Controlling the Power Output and Combustion Phasing in an Homogeneous Charge Compression Ignition Engine

In the development of Homogeneous Charge Compression Ignition (HCCI) engines, simultaneous control of combustion phasing and power output has been a major challenge. In this study, a new strategy is developed to control the engine power output and combustion phasing at any desired operating condition. A single zone thermodynamic model coupled to a full kinetic mechanism of Primary Reference Fuels (PRFs) is developed to predict characteristic parameters such as; Start of Combustion (SOC) and Indicated Mean Effective Pressure (IMEP) and also thermodynamic constant parameters for processes through an HCCI engine cycle. A dynamic interactive control model has been developed for the entire cycle of a HCCI engine to predict combustion phasing and IMEP. The results derived from the developed model are validated against experimental data for a single cylinder Ricardo engine.
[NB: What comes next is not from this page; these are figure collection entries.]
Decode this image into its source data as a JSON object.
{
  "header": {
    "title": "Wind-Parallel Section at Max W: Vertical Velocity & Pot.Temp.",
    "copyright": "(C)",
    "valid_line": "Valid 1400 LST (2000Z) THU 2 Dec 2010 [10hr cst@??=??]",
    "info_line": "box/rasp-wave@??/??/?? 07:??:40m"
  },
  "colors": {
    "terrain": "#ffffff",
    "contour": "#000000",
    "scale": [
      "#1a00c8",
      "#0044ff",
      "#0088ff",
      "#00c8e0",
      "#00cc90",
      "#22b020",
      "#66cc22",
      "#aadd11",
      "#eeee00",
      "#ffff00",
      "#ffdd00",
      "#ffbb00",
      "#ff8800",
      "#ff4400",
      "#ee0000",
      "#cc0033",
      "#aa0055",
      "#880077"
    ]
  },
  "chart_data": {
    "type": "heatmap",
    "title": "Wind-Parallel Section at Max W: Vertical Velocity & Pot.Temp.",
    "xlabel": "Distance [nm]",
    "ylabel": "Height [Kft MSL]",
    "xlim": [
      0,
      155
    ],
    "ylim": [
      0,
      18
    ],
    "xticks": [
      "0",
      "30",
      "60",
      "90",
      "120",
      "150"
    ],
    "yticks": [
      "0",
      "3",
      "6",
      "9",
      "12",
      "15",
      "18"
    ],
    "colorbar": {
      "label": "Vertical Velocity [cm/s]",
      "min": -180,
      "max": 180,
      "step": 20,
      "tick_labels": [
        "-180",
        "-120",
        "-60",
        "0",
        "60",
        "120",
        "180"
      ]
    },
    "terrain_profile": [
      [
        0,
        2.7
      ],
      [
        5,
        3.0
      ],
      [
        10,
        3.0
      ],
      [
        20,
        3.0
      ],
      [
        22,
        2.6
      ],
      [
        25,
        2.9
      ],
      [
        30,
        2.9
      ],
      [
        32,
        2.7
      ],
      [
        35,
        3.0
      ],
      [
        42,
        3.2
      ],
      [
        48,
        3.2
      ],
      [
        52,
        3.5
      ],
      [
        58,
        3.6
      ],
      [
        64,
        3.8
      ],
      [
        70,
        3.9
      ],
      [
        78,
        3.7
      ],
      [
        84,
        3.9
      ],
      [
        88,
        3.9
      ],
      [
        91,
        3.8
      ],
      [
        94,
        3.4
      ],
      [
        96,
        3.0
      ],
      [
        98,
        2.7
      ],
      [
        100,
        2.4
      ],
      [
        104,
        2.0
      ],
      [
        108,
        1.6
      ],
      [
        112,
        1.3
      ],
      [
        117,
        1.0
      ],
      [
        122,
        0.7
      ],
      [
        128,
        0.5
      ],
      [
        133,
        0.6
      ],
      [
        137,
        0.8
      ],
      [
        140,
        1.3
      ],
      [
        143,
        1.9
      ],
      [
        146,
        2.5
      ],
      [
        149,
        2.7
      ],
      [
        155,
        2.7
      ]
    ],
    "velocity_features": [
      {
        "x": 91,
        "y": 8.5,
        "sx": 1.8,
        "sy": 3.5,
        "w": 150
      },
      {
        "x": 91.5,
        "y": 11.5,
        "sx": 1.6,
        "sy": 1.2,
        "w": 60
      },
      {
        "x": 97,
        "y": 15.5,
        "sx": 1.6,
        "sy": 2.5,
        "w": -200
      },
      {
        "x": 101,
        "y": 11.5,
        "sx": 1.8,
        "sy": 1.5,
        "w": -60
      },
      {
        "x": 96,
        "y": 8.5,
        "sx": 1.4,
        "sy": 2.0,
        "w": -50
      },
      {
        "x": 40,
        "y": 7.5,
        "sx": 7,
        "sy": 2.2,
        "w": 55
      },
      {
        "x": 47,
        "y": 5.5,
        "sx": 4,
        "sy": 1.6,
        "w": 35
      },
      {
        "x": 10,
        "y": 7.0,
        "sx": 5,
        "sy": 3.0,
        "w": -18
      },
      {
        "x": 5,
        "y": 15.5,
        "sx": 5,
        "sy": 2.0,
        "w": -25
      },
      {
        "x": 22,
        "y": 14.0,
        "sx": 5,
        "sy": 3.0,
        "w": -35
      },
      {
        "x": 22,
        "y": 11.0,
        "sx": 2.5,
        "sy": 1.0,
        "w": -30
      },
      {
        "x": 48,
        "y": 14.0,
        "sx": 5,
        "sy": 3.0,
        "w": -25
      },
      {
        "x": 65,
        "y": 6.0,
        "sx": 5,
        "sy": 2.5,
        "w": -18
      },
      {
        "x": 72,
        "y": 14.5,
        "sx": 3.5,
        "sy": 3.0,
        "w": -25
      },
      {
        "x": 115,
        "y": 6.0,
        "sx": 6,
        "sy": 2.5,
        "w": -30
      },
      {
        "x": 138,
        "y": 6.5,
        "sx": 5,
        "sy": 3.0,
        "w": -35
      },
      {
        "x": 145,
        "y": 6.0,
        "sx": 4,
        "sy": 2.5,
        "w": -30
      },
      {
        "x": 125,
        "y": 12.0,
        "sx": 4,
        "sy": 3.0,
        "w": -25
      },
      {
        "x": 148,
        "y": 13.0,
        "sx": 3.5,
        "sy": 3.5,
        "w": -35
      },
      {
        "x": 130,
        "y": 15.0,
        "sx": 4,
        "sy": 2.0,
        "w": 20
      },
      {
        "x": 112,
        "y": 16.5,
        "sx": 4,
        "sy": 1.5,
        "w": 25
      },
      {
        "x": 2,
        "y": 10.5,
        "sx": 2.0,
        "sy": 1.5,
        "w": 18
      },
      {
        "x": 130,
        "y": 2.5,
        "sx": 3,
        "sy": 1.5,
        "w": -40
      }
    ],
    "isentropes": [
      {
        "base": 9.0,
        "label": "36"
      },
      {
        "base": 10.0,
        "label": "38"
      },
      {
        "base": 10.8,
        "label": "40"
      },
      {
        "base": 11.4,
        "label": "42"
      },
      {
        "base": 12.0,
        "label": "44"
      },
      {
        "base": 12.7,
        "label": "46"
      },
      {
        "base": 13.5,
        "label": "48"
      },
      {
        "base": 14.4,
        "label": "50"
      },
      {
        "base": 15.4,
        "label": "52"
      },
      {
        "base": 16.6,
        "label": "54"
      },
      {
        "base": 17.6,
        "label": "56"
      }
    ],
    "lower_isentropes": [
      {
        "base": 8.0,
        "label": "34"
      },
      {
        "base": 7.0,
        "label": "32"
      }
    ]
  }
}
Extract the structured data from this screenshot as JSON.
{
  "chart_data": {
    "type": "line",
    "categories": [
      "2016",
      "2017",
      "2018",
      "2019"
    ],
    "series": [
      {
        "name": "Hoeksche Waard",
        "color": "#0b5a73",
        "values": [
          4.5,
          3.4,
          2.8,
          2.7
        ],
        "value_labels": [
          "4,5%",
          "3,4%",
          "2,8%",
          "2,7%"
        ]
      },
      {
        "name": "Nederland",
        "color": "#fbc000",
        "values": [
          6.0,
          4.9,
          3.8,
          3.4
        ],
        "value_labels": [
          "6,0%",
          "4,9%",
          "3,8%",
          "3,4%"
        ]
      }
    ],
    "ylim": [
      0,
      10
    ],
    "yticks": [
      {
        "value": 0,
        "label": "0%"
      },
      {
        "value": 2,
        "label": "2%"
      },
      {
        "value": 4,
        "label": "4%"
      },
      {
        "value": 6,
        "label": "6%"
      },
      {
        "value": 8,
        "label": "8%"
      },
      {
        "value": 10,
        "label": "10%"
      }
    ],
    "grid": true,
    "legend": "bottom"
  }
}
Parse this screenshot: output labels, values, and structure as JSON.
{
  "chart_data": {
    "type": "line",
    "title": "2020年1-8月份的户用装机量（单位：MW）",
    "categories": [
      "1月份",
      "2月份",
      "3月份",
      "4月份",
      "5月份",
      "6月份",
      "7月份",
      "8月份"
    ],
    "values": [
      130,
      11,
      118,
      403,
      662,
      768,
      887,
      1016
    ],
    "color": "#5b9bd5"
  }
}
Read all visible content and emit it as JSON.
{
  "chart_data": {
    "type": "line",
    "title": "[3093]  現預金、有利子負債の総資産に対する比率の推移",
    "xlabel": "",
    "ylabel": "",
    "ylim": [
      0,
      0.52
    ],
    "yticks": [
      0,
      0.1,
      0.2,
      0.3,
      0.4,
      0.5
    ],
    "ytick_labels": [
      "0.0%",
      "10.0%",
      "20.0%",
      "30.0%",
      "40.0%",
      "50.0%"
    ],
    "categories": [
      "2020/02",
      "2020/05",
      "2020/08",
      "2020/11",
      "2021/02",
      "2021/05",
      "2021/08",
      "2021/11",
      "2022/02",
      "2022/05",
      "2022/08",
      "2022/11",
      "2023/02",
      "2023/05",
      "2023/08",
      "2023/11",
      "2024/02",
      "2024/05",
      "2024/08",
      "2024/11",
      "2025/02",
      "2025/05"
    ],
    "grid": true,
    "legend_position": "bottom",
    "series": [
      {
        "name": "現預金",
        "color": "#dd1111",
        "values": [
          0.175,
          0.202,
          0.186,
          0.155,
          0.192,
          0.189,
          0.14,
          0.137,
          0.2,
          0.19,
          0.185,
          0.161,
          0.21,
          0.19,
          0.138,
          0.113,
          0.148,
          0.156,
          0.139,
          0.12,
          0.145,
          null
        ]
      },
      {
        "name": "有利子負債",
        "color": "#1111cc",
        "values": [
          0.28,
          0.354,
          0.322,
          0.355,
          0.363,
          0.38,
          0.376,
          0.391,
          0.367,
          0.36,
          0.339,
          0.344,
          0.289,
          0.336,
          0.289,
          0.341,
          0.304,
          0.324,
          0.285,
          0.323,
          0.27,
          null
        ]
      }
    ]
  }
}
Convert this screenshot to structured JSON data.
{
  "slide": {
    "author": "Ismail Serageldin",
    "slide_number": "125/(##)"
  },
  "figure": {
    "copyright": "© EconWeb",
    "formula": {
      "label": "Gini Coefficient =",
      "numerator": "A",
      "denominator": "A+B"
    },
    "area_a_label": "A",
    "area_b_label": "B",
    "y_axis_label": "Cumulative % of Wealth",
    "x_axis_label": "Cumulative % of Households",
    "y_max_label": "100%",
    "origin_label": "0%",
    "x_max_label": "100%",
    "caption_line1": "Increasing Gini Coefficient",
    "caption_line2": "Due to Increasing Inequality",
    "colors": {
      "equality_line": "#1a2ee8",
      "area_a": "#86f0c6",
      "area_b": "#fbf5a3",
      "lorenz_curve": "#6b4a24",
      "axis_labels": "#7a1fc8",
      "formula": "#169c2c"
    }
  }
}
A two input - two output controller is then designed to track crank angle at which 50% of in cylinder fuel mass is burned (CA50) and IMEP by adjusting the input data. In this study two control models are presented; open loop and closed loop. Performance of the controller is tested on a physical HCCI engine model to evaluate the tracking performance and disturbance rejection properties. Results indicate that the designed controller is capable to accurately tracking both CA50 and IMEP while rejecting the disturbances from variations in the engine speed and the intake manifold temperature.